Parere favorevole al progetto per la difesa della Basilica di San Marco. Mentre a Venezia si litiga sulla perizia milanese per «migliorare» le barriere in vetro, il ministero dei Beni culturali dà il via libera al progetto originario della Procuratoria. Il comitato tecnico scientifico per le Belle arti, presieduto dal professor Tomaso Montanari, e quello per il Paesaggi guidato da Daniela Esposito hanno inviato il parere che era stato loro richiesto dalla Soprintendenza nel marzo scorso. Si autorizza la posa delle barriere in vetro. «Che sicuramente altereranno la visione del monumento», scrivono i tecnici del Mibact nella relazione finale, «ma sono necessarie per proteggere la Basilica dagli eventi eccezionali, come quello dell’Acqua Granda del 12 novembre scorso, in attesa del completamento del sistema Mose e dei lavori per proteggere l’ insula di San marco, attesi per il 2023. Parere positivo, dunque. Anche se si richiede una preventiva ispezione archeologica del sottosuolo e particolari cautele nel montaggio delle protezioni, che dovranno essere ancorate ai due lati sud e Nord della Basilica, vicino ai Tetrarchi e all’angolo del palazzo Patriarcale. Istruttoria durata un mese, firmata dagli esperti del ministero e inviata a Provveditorato, Comune, Soprintendenza. Con una indicazione chiara: ogni modifica o evoluzione del progetto definitivo dovrà essere nuovamente sottoposta al giudizio delle due commissioni». Un aspetto che rischia di ritardare ulteriormente la realizzazione delle protezioni. Perché com’è noto, la commissaria Sblocca cantieri del Mose Elisabetta Spitz aveva richiesto una consulenza all’architetto milanese Stefano Boeri.

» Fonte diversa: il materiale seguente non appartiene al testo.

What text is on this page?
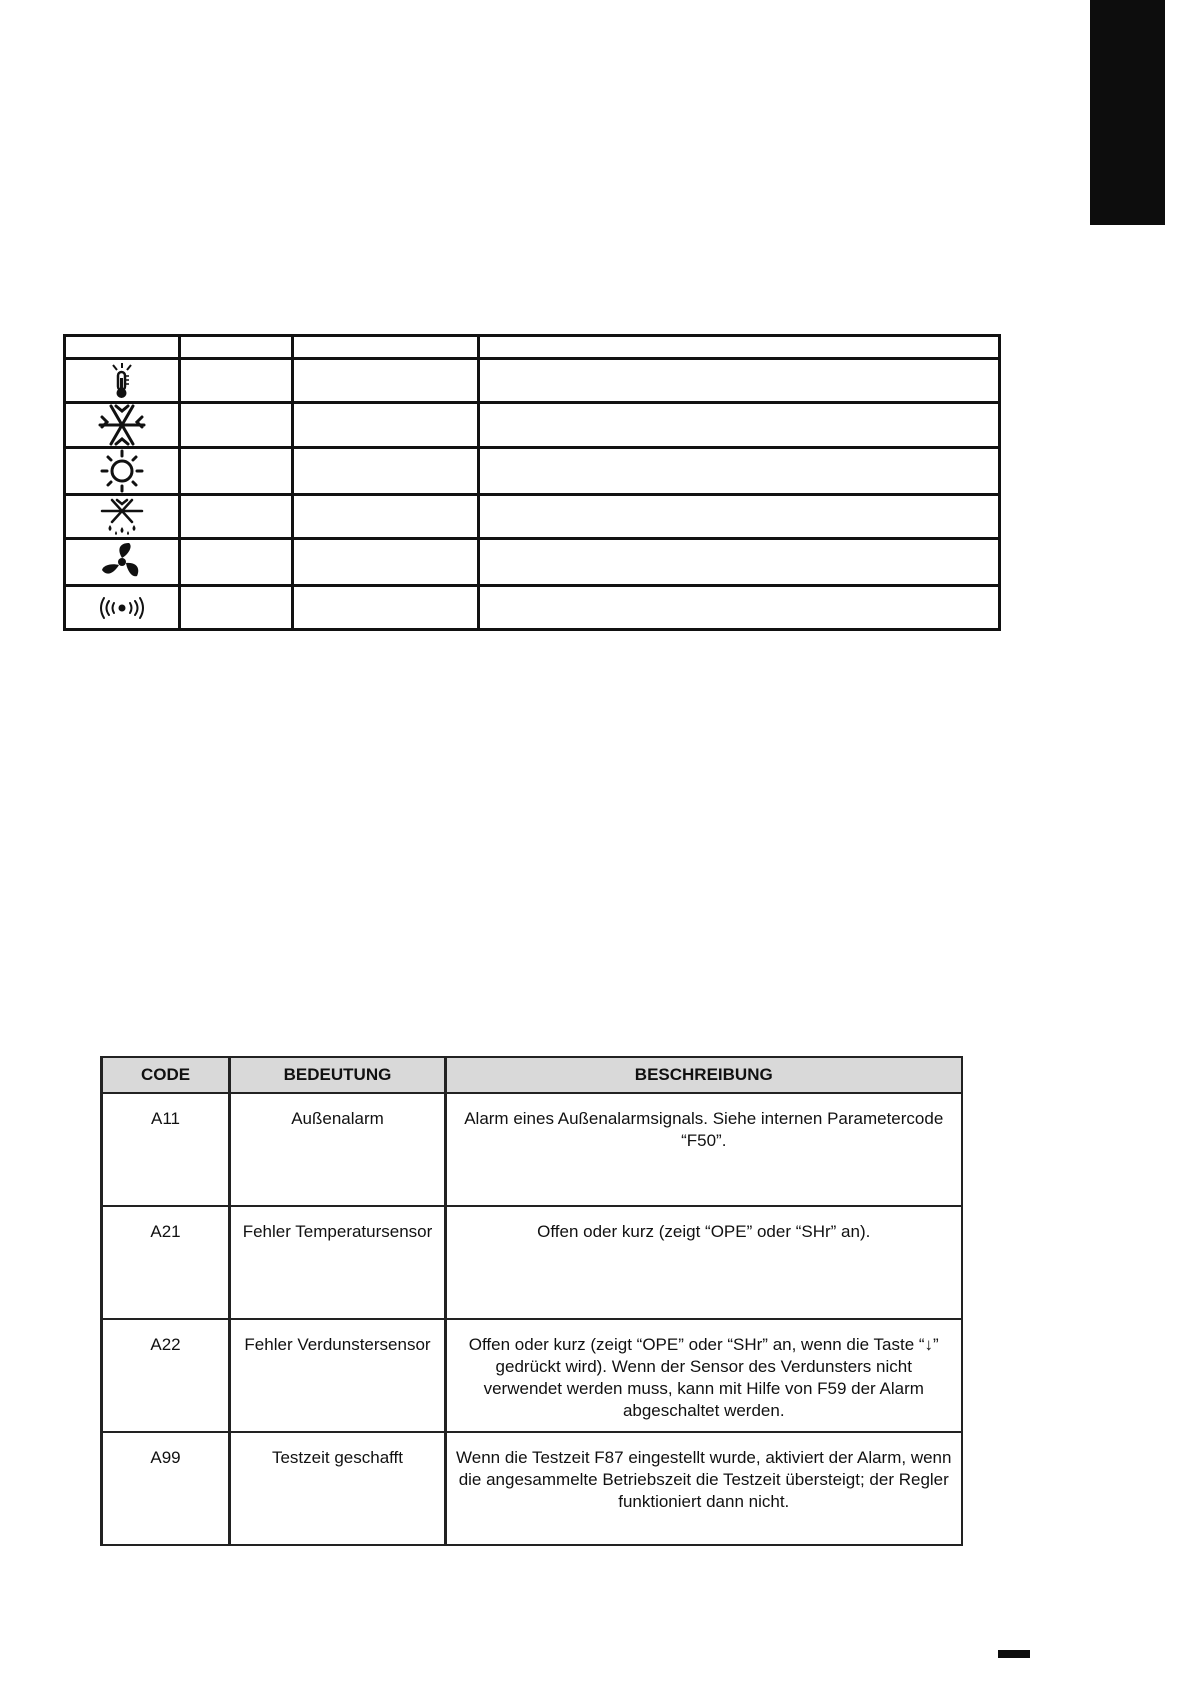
CODE	BEDEUTUNG	BESCHREIBUNG
A11	Außenalarm	Alarm eines Außenalarmsignals. Siehe internen Parametercode “F50”.
A21	Fehler Temperatursensor	Offen oder kurz (zeigt “OPE” oder “SHr” an).
A22	Fehler Verdunstersensor	Offen oder kurz (zeigt “OPE” oder “SHr” an, wenn die Taste “↓” gedrückt wird). Wenn der Sensor des Verdunsters nicht verwendet werden muss, kann mit Hilfe von F59 der Alarm abgeschaltet werden.
A99	Testzeit geschafft	Wenn die Testzeit F87 eingestellt wurde, aktiviert der Alarm, wenn die angesammelte Betriebszeit die Testzeit übersteigt; der Regler funktioniert dann nicht.
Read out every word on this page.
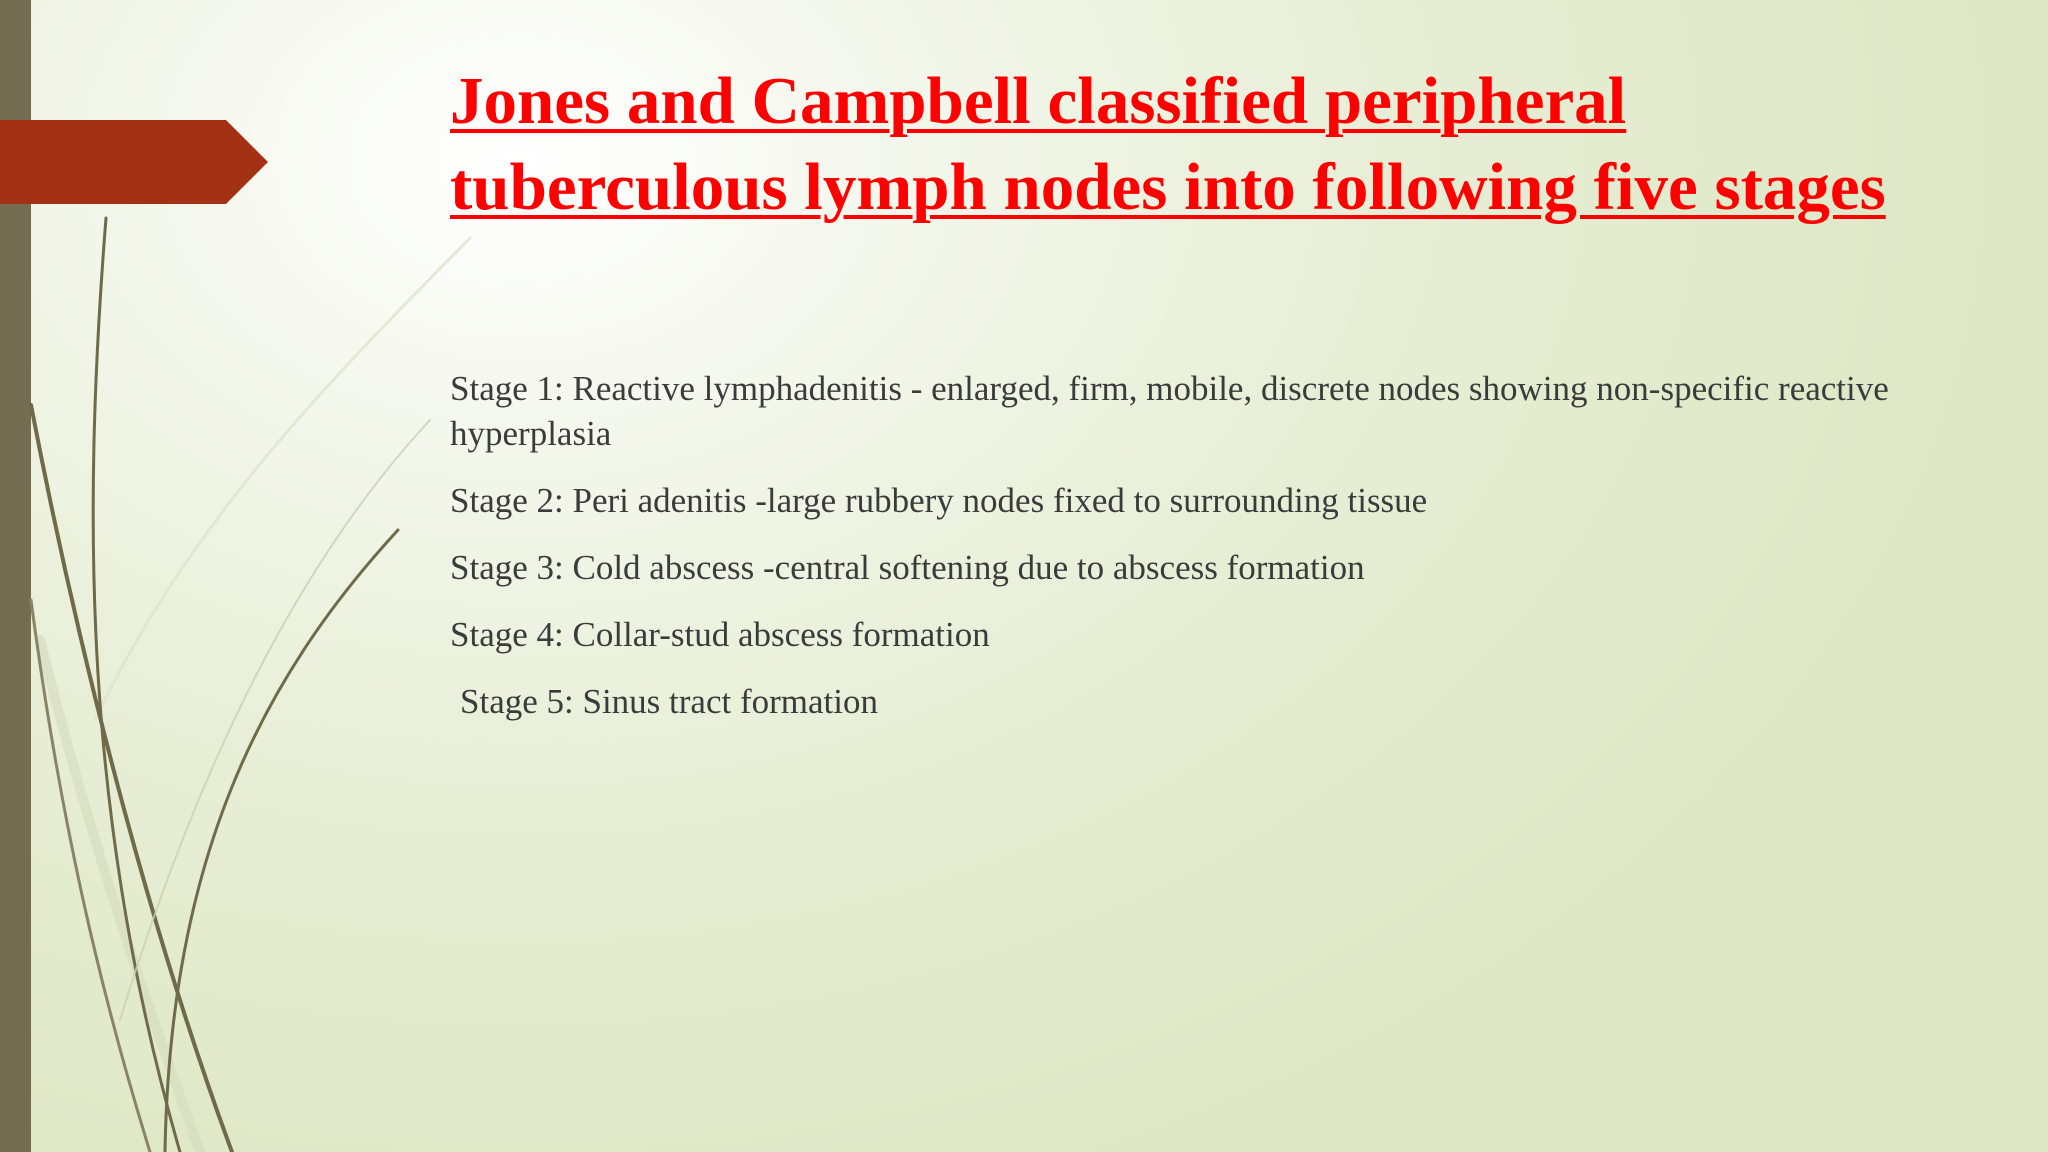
Jones and Campbell classified peripheral tuberculous lymph nodes into following five stages
Stage 1: Reactive lymphadenitis - enlarged, firm, mobile, discrete nodes showing non-specific reactive hyperplasia
Stage 2: Peri adenitis -large rubbery nodes fixed to surrounding tissue
Stage 3: Cold abscess -central softening due to abscess formation
Stage 4: Collar-stud abscess formation
Stage 5: Sinus tract formation
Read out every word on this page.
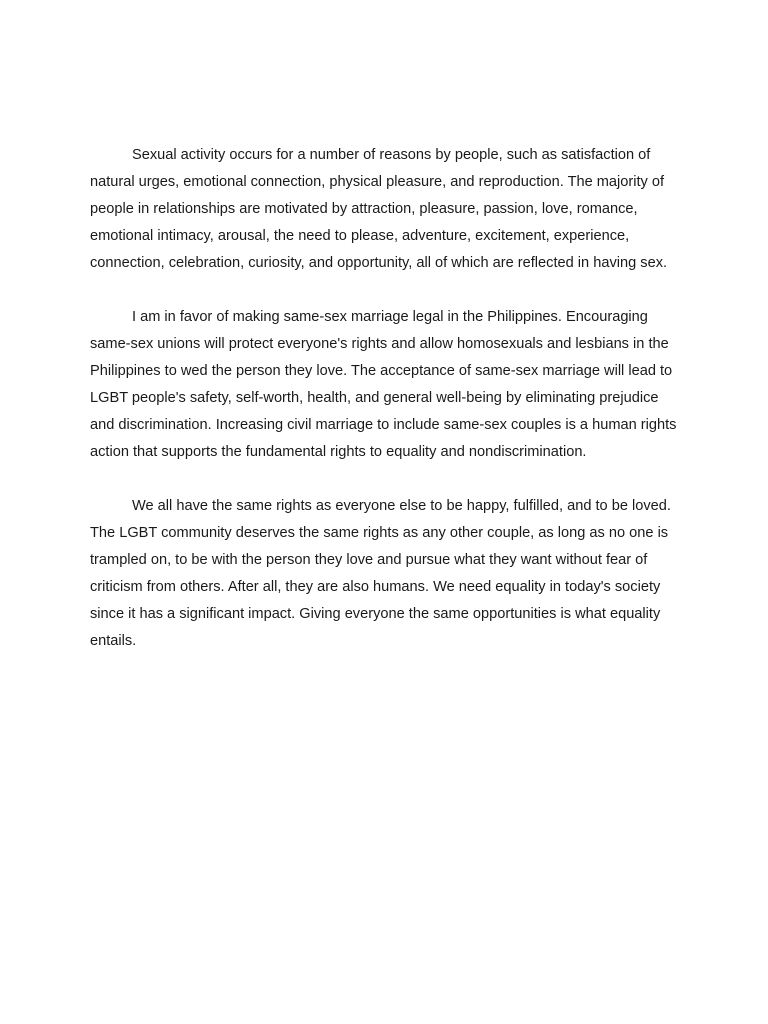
Sexual activity occurs for a number of reasons by people, such as satisfaction of natural urges, emotional connection, physical pleasure, and reproduction. The majority of people in relationships are motivated by attraction, pleasure, passion, love, romance, emotional intimacy, arousal, the need to please, adventure, excitement, experience, connection, celebration, curiosity, and opportunity, all of which are reflected in having sex.

I am in favor of making same-sex marriage legal in the Philippines. Encouraging same-sex unions will protect everyone's rights and allow homosexuals and lesbians in the Philippines to wed the person they love. The acceptance of same-sex marriage will lead to LGBT people's safety, self-worth, health, and general well-being by eliminating prejudice and discrimination. Increasing civil marriage to include same-sex couples is a human rights action that supports the fundamental rights to equality and nondiscrimination.

We all have the same rights as everyone else to be happy, fulfilled, and to be loved. The LGBT community deserves the same rights as any other couple, as long as no one is trampled on, to be with the person they love and pursue what they want without fear of criticism from others. After all, they are also humans. We need equality in today's society since it has a significant impact. Giving everyone the same opportunities is what equality entails.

«Per migliorare l’aspetto architettonico non adeguato», aveva detto. Disappunto da parte della Procuratoria, che aveva presentato il progetto elaborato gratuitamente dai suoi tecnici, l’architetto Mario Piana (proto di San Marco), gli ingegneri Pierpaolo Campostrini e Daniele Rinaldo. «Siamo molto soddisfatti», dice ora Rinaldo, «per il riconoscimento del nostro lavoro. Speriamo adesso di realizzarlo quanto prima». «Il nostro interesse», aveva ammonito il primo Procuratore Carlo Alberto Tesserin, «è quello d fare presto». Adesso il primo passo è stato superato. Con il parere favorevole del Mibact e delle sue commissioni tecniche. Per fine maggio è atteso il progetto dello studio Boeri – consulenza costata 40 mila euro – che però a questo punto dovrà far ripartire l’iter. «La soprintendenza è a disposizione», scrive nel rapporto la soprintendente Carpani, «per esaminare proposte di miglioramento».

Tra queste quelle dello studio che ha ritoccato la tipologìa dei vetri, inserendo una griffe e alcuni elementi. Ma questo rischia di riflettersi sull’operatività e la realizzazione dell’opera. Che gli stessi tecnici dei comitati definiscono «necessaria ma provvisoria». A firmare i pareri per il comitato tecnico scientifico per il Paesaggio la presidente Donatella Esposito, Donatella Cialdea, Tiziana Maffei, Cinzia Robbiati; per il Comitato per il Beni il presidente Tomaso Montanari, la vice Maria Cristina Terzaghi e Giilia Orofino, Presenti anche i direttori generali del ministero Federica Galloni, Nicola Macri, Alessandra Marino e Roberto Bianchini. Un parere che arriva dopo due mesi dall’istruttoria conclusa dalla Soprintendenza. E autorizza adesso la posa delle barriere alte un metro e 20. Sostituiranno le transenne che bloccano l’accesso alle colonne della Basilica. E avranno delle aperture in corrispondenza delle entrate, con vetro curvato e paratoia estraibile. «In questo modo», dicono i progettisti, «la Basilica sarà protetta dalle acque alte fino a due metri».